聖書

使徒行伝28章 マルタ島の奇跡とローマ宣教

### 使徒行伝28章:マルタ島からローマへ

#### マルタ島の奇跡

嵐の海を越え、ついに一行はマルタ島の岸にたどり着いた。船は波に砕かれ、がれきと化していたが、パウロと囚人たち、兵士たちは無事であった。島の人々は彼らを温かく迎え、雨に打たれた彼らのために焚き火を用意した。パウロは薪を集めて火にくべようとしたとき、一匹の毒蛇が熱さに驚き、彼の手から這い出し、腕に巻きついた。

島の人々はそれを見て、「この人はきっと殺人犯だ。海からは逃れられたが、正義の女神が生かしてはおかなかったのだ」とささやき合った。しかし、パウロは蛇を振り払い、何の害も受けなかった。人々は彼がたちまち腫れ上がり、倒れるのを待ったが、何も起こらない。彼らは考えを変え、「この人は神だ」と言い始めた。

その地の首長、プブリオは一行を三日間もてなした。そのとき、プブリオの父が熱病と下痢で床に伏せっていると聞いたパウロは、彼のもとに入り、手を置いて祈った。すると、病人は癒され、島中の病人が次々とパウロのもとに来て、いやされた。この出来事の後、マルタ島の人々は彼らに多くの贈り物をし、船出のときには必要な物をすべて整えてくれた。

#### ローマへの旅

三か月後、一行はマルタ島を離れ、アレキサンドリアの船でシチリア島のシラクサへ向かった。そこに三日滞在した後、イタリア本土のレギウムに着くと、南風が吹き、順調に進み、ついにポテオリに到着した。そこには信者たちがおり、パウロは彼らに招かれて七日間を過ごした。

ローマから信者たちがパウロの到着を聞き、アッピウス・フォルムや「三人の宿場」まで出迎えに来た。彼らを見たパウロは神に感謝し、勇気づけられた。

#### ローマでの宣教

ローマに着くと、パウロは一人の兵士に監視されながらも、自分の家に住むことを許された。三日後、彼はユダヤ人の指導者たちを招き、こう語った。

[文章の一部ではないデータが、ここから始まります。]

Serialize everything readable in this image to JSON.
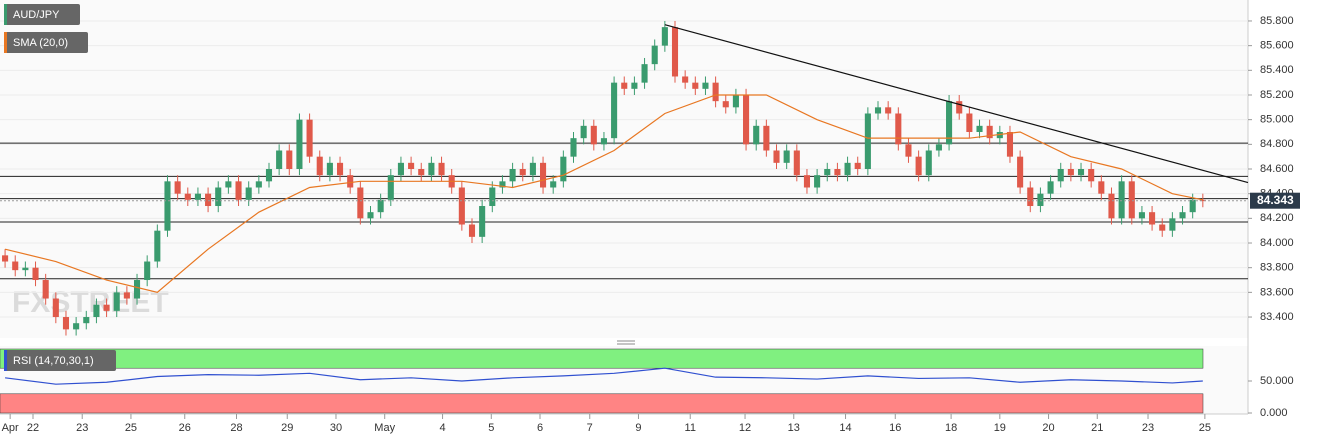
{
  "chart_data": {
    "type": "candlestick",
    "title": "AUD/JPY",
    "watermark": "FXSTREET",
    "up_color": "#3a9b6e",
    "down_color": "#e0594a",
    "xlim": [
      -0.5,
      122.45
    ],
    "ylim": [
      83.23,
      85.97
    ],
    "yticks": [
      {
        "value": 83.4,
        "label": "83.400"
      },
      {
        "value": 83.6,
        "label": "83.600"
      },
      {
        "value": 83.8,
        "label": "83.800"
      },
      {
        "value": 84.0,
        "label": "84.000"
      },
      {
        "value": 84.2,
        "label": "84.200"
      },
      {
        "value": 84.4,
        "label": "84.400"
      },
      {
        "value": 84.6,
        "label": "84.600"
      },
      {
        "value": 84.8,
        "label": "84.800"
      },
      {
        "value": 85.0,
        "label": "85.000"
      },
      {
        "value": 85.2,
        "label": "85.200"
      },
      {
        "value": 85.4,
        "label": "85.400"
      },
      {
        "value": 85.6,
        "label": "85.600"
      },
      {
        "value": 85.8,
        "label": "85.800"
      }
    ],
    "xticks": [
      {
        "value": 0.5,
        "label": "Apr"
      },
      {
        "value": 2.75,
        "label": "22"
      },
      {
        "value": 7.6,
        "label": "23"
      },
      {
        "value": 12.4,
        "label": "25"
      },
      {
        "value": 17.7,
        "label": "26"
      },
      {
        "value": 22.8,
        "label": "28"
      },
      {
        "value": 27.8,
        "label": "29"
      },
      {
        "value": 32.6,
        "label": "30"
      },
      {
        "value": 37.4,
        "label": "May"
      },
      {
        "value": 43.1,
        "label": "4"
      },
      {
        "value": 47.9,
        "label": "5"
      },
      {
        "value": 52.7,
        "label": "6"
      },
      {
        "value": 57.6,
        "label": "7"
      },
      {
        "value": 62.4,
        "label": "9"
      },
      {
        "value": 67.5,
        "label": "11"
      },
      {
        "value": 72.9,
        "label": "12"
      },
      {
        "value": 77.7,
        "label": "13"
      },
      {
        "value": 82.8,
        "label": "14"
      },
      {
        "value": 87.7,
        "label": "16"
      },
      {
        "value": 93.2,
        "label": "18"
      },
      {
        "value": 98.0,
        "label": "19"
      },
      {
        "value": 102.8,
        "label": "20"
      },
      {
        "value": 107.6,
        "label": "21"
      },
      {
        "value": 112.6,
        "label": "23"
      },
      {
        "value": 118.2,
        "label": "25"
      }
    ],
    "grid": true,
    "candles": [
      [
        83.9,
        83.95,
        83.8,
        83.85
      ],
      [
        83.85,
        83.9,
        83.73,
        83.78
      ],
      [
        83.78,
        83.85,
        83.73,
        83.8
      ],
      [
        83.8,
        83.85,
        83.65,
        83.7
      ],
      [
        83.7,
        83.75,
        83.5,
        83.55
      ],
      [
        83.55,
        83.6,
        83.35,
        83.4
      ],
      [
        83.4,
        83.45,
        83.25,
        83.3
      ],
      [
        83.3,
        83.4,
        83.25,
        83.35
      ],
      [
        83.35,
        83.45,
        83.3,
        83.4
      ],
      [
        83.4,
        83.55,
        83.35,
        83.5
      ],
      [
        83.5,
        83.55,
        83.4,
        83.45
      ],
      [
        83.45,
        83.65,
        83.4,
        83.6
      ],
      [
        83.6,
        83.65,
        83.5,
        83.55
      ],
      [
        83.55,
        83.75,
        83.5,
        83.7
      ],
      [
        83.7,
        83.9,
        83.65,
        83.85
      ],
      [
        83.85,
        84.15,
        83.8,
        84.1
      ],
      [
        84.1,
        84.55,
        84.05,
        84.5
      ],
      [
        84.5,
        84.55,
        84.35,
        84.4
      ],
      [
        84.4,
        84.45,
        84.3,
        84.35
      ],
      [
        84.35,
        84.45,
        84.3,
        84.4
      ],
      [
        84.4,
        84.45,
        84.25,
        84.3
      ],
      [
        84.3,
        84.5,
        84.25,
        84.45
      ],
      [
        84.45,
        84.55,
        84.4,
        84.5
      ],
      [
        84.5,
        84.55,
        84.3,
        84.35
      ],
      [
        84.35,
        84.5,
        84.3,
        84.45
      ],
      [
        84.45,
        84.55,
        84.4,
        84.5
      ],
      [
        84.5,
        84.65,
        84.45,
        84.6
      ],
      [
        84.6,
        84.8,
        84.55,
        84.75
      ],
      [
        84.75,
        84.8,
        84.55,
        84.6
      ],
      [
        84.6,
        85.05,
        84.55,
        85.0
      ],
      [
        85.0,
        85.05,
        84.65,
        84.7
      ],
      [
        84.7,
        84.75,
        84.5,
        84.55
      ],
      [
        84.55,
        84.7,
        84.5,
        84.65
      ],
      [
        84.65,
        84.7,
        84.5,
        84.55
      ],
      [
        84.55,
        84.6,
        84.4,
        84.45
      ],
      [
        84.45,
        84.5,
        84.15,
        84.2
      ],
      [
        84.2,
        84.3,
        84.15,
        84.25
      ],
      [
        84.25,
        84.4,
        84.2,
        84.35
      ],
      [
        84.35,
        84.6,
        84.3,
        84.55
      ],
      [
        84.55,
        84.7,
        84.5,
        84.65
      ],
      [
        84.65,
        84.7,
        84.55,
        84.6
      ],
      [
        84.6,
        84.65,
        84.5,
        84.55
      ],
      [
        84.55,
        84.7,
        84.5,
        84.65
      ],
      [
        84.65,
        84.7,
        84.5,
        84.55
      ],
      [
        84.55,
        84.6,
        84.4,
        84.45
      ],
      [
        84.45,
        84.5,
        84.1,
        84.15
      ],
      [
        84.15,
        84.2,
        84.0,
        84.05
      ],
      [
        84.05,
        84.35,
        84.0,
        84.3
      ],
      [
        84.3,
        84.5,
        84.25,
        84.45
      ],
      [
        84.45,
        84.55,
        84.4,
        84.5
      ],
      [
        84.5,
        84.65,
        84.45,
        84.6
      ],
      [
        84.6,
        84.65,
        84.5,
        84.55
      ],
      [
        84.55,
        84.7,
        84.5,
        84.65
      ],
      [
        84.65,
        84.7,
        84.4,
        84.45
      ],
      [
        84.45,
        84.55,
        84.4,
        84.5
      ],
      [
        84.5,
        84.75,
        84.45,
        84.7
      ],
      [
        84.7,
        84.9,
        84.65,
        84.85
      ],
      [
        84.85,
        85.0,
        84.8,
        84.95
      ],
      [
        84.95,
        85.0,
        84.75,
        84.8
      ],
      [
        84.8,
        84.9,
        84.75,
        84.85
      ],
      [
        84.85,
        85.35,
        84.8,
        85.3
      ],
      [
        85.3,
        85.35,
        85.2,
        85.25
      ],
      [
        85.25,
        85.35,
        85.2,
        85.3
      ],
      [
        85.3,
        85.5,
        85.25,
        85.45
      ],
      [
        85.45,
        85.65,
        85.4,
        85.6
      ],
      [
        85.6,
        85.8,
        85.55,
        85.75
      ],
      [
        85.75,
        85.8,
        85.3,
        85.35
      ],
      [
        85.35,
        85.4,
        85.25,
        85.3
      ],
      [
        85.3,
        85.35,
        85.2,
        85.25
      ],
      [
        85.25,
        85.35,
        85.2,
        85.3
      ],
      [
        85.3,
        85.35,
        85.1,
        85.15
      ],
      [
        85.15,
        85.2,
        85.05,
        85.1
      ],
      [
        85.1,
        85.25,
        85.05,
        85.2
      ],
      [
        85.2,
        85.25,
        84.75,
        84.8
      ],
      [
        84.8,
        85.0,
        84.75,
        84.95
      ],
      [
        84.95,
        85.0,
        84.7,
        84.75
      ],
      [
        84.75,
        84.8,
        84.6,
        84.65
      ],
      [
        84.65,
        84.8,
        84.6,
        84.75
      ],
      [
        84.75,
        84.8,
        84.5,
        84.55
      ],
      [
        84.55,
        84.6,
        84.4,
        84.45
      ],
      [
        84.45,
        84.6,
        84.4,
        84.55
      ],
      [
        84.55,
        84.65,
        84.5,
        84.6
      ],
      [
        84.6,
        84.65,
        84.5,
        84.55
      ],
      [
        84.55,
        84.7,
        84.5,
        84.65
      ],
      [
        84.65,
        84.7,
        84.55,
        84.6
      ],
      [
        84.6,
        85.1,
        84.55,
        85.05
      ],
      [
        85.05,
        85.15,
        85.0,
        85.1
      ],
      [
        85.1,
        85.15,
        85.0,
        85.05
      ],
      [
        85.05,
        85.1,
        84.75,
        84.8
      ],
      [
        84.8,
        84.85,
        84.65,
        84.7
      ],
      [
        84.7,
        84.75,
        84.5,
        84.55
      ],
      [
        84.55,
        84.8,
        84.5,
        84.75
      ],
      [
        84.75,
        84.85,
        84.7,
        84.8
      ],
      [
        84.8,
        85.2,
        84.75,
        85.15
      ],
      [
        85.15,
        85.2,
        85.0,
        85.05
      ],
      [
        85.05,
        85.1,
        84.85,
        84.9
      ],
      [
        84.9,
        85.0,
        84.85,
        84.95
      ],
      [
        84.95,
        85.0,
        84.8,
        84.85
      ],
      [
        84.85,
        84.95,
        84.8,
        84.9
      ],
      [
        84.9,
        84.95,
        84.65,
        84.7
      ],
      [
        84.7,
        84.75,
        84.4,
        84.45
      ],
      [
        84.45,
        84.5,
        84.25,
        84.3
      ],
      [
        84.3,
        84.45,
        84.25,
        84.4
      ],
      [
        84.4,
        84.55,
        84.35,
        84.5
      ],
      [
        84.5,
        84.65,
        84.45,
        84.6
      ],
      [
        84.6,
        84.65,
        84.5,
        84.55
      ],
      [
        84.55,
        84.65,
        84.5,
        84.6
      ],
      [
        84.6,
        84.65,
        84.45,
        84.5
      ],
      [
        84.5,
        84.55,
        84.35,
        84.4
      ],
      [
        84.4,
        84.45,
        84.15,
        84.2
      ],
      [
        84.2,
        84.55,
        84.15,
        84.5
      ],
      [
        84.5,
        84.55,
        84.15,
        84.2
      ],
      [
        84.2,
        84.3,
        84.15,
        84.25
      ],
      [
        84.25,
        84.3,
        84.1,
        84.15
      ],
      [
        84.15,
        84.2,
        84.05,
        84.1
      ],
      [
        84.1,
        84.25,
        84.05,
        84.2
      ],
      [
        84.2,
        84.3,
        84.15,
        84.25
      ],
      [
        84.25,
        84.4,
        84.2,
        84.35
      ],
      [
        84.35,
        84.4,
        84.29,
        84.34
      ]
    ],
    "sma": {
      "name": "SMA (20,0)",
      "color": "#e87722",
      "x": [
        0,
        5,
        10,
        15,
        20,
        25,
        30,
        35,
        40,
        45,
        50,
        55,
        60,
        65,
        70,
        75,
        80,
        85,
        90,
        95,
        100,
        105,
        110,
        115,
        118
      ],
      "values": [
        83.95,
        83.85,
        83.7,
        83.6,
        83.95,
        84.25,
        84.45,
        84.5,
        84.5,
        84.5,
        84.45,
        84.55,
        84.75,
        85.05,
        85.2,
        85.2,
        85.0,
        84.85,
        84.85,
        84.85,
        84.9,
        84.7,
        84.6,
        84.4,
        84.35
      ]
    },
    "trendline": {
      "color": "#111111",
      "x": [
        65,
        122.45
      ],
      "values": [
        85.77,
        84.49
      ]
    },
    "horizontal_lines": [
      84.81,
      84.54,
      84.36,
      84.17,
      83.71
    ],
    "last_price": 84.343,
    "last_price_label": "84.343",
    "rsi": {
      "name": "RSI (14,70,30,1)",
      "color": "#3050d0",
      "ylim": [
        0,
        100
      ],
      "upper": 70,
      "lower": 30,
      "yticks": [
        {
          "value": 0,
          "label": "0.000"
        },
        {
          "value": 50,
          "label": "50.000"
        }
      ],
      "x": [
        0,
        5,
        10,
        15,
        20,
        25,
        30,
        35,
        40,
        45,
        50,
        55,
        60,
        65,
        70,
        75,
        80,
        85,
        90,
        95,
        100,
        105,
        110,
        115,
        118
      ],
      "values": [
        55,
        45,
        48,
        57,
        60,
        59,
        62,
        52,
        55,
        50,
        55,
        58,
        62,
        70,
        56,
        55,
        53,
        58,
        54,
        55,
        48,
        52,
        50,
        47,
        50
      ]
    }
  }
}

「兄弟たちよ。私は何もこの民に不利なことをしたわけではないのに、エルサレムで囚人としてローマ人に引き渡されました。裁判を受けましたが、死刑に当たることは何もなく、皇帝に上訴したのです。私がイスラエルの希望のために鎖につながれていることを、あなたがたに知らせたいのです。」

ユダヤ人たちは答えた。「私たちはユダヤからあなたについて何の手紙も受け取っていませんし、兄弟たちの中から悪い報告も聞いていません。ただ、あなたの考えを聞きたいのです。この宗派については、どこでも反対されていると承知しています。」

彼らは日を決めてパウロのもとに大勢やって来た。朝から晩まで、パウロは神の国について証しし、モーセの律法と預言者の書を引用して、イエスについて説き明かした。ある者は彼の言葉を信じ、ある者は信じようとしなかった。彼らが意見を異にして帰るとき、パウロは次のように言った。「聖霊が預言者イザヤを通してあなたがたの先祖に語られたことは、まさに真実です。『この民の心は鈍くなり、耳は聞こえにくく、目は閉じている。そうでなければ、目で見、耳で聞き、心で悟り、立ち返ってわたしにいやされるだろう。』」

そして、パウロはこう宣言した。「神の救いは異邦人に送られたのです。彼らは聞き入れるでしょう。」

#### ローマでの二年間

パウロは自ら借りた家に二年間住み、訪れる人すべてを迎え入れ、大胆に神の国を宣べ伝え、主イエス・キリストについて教えた。彼の言葉は鎖につながれていても、縛られることはなかった。

こうして、福音はローマの地に広がり、異邦人にもユダヤ人にも語られ、神の御国は確かに前進していったのである。